S51A-4417:
Maximum Magnitudes of Earthquakes in Geothermal Fields?

Friday, 19 December 2014
Deborah A Weiser1,2, David D Jackson1 and Lucile Jones2, (1)University of California Los Angeles, Los Angeles, CA, United States, (2)USGS Pasadena Field Office, Pasadena, CA, United States
Abstract:
We examine California geothermal fields to determine if historical earthquakes may yield evidence of a maximum magnitude limit for future events. An earthquake catalog presents a limited past sample of a population of earthquake magnitudes, whose properties can be extrapolated. For a catalog of events at each geothermal field, we postulate a limiting maximum magnitude, and ask if it is consistent with the data. If enough earthquakes near the limit should have occurred but did not, we reject the suggested magnitude limit with confidence. For a Poisson process, we are unable to reject a limiting magnitude unless the expected number of events is >3 and the number observed is zero.

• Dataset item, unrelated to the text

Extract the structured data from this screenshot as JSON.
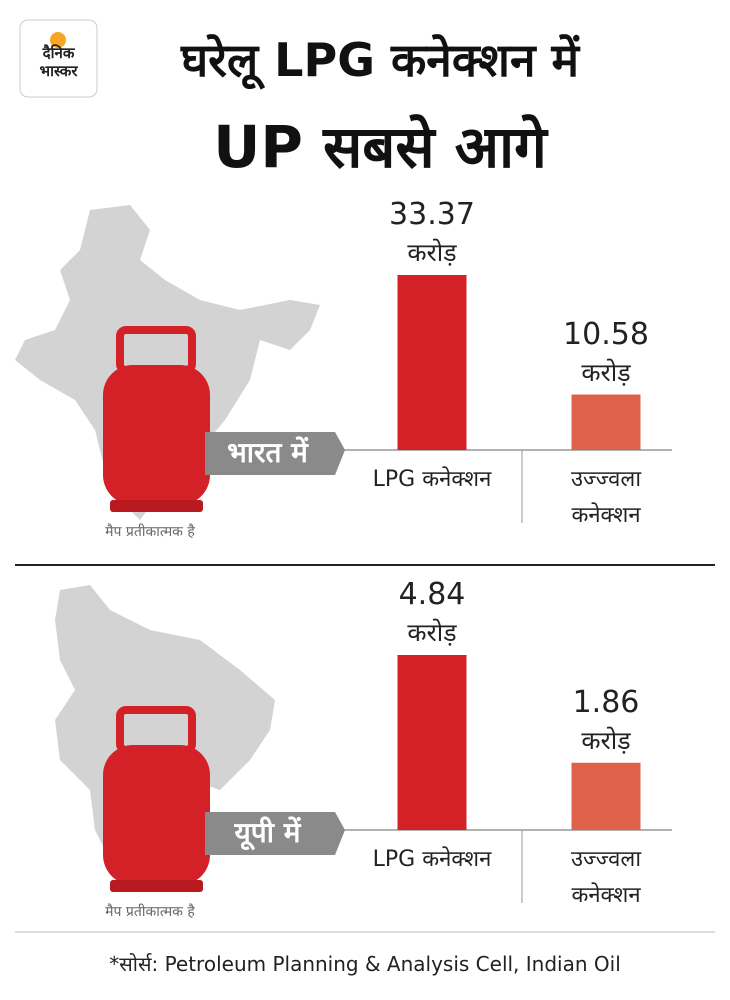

Our search has begun for an earthquake catalog with a finite magnitude limit, based on real earthquake data. McGarr (2014) suggests that maximum magnitudes for injection-induced earthquakes are constrained by volume of fluid injected, and that future induced earthquake magnitudes may be limited by this relationship. For appropriate catalogs, we evaluate whether McGarr’s hypothesis may be explained by an insufficient number of events. When catalogs do not provide for a maximum magnitude limit, we will extrapolate current magnitude-frequency distributions to obtain future probabilities of occurrence for specific magnitudes over a given time period.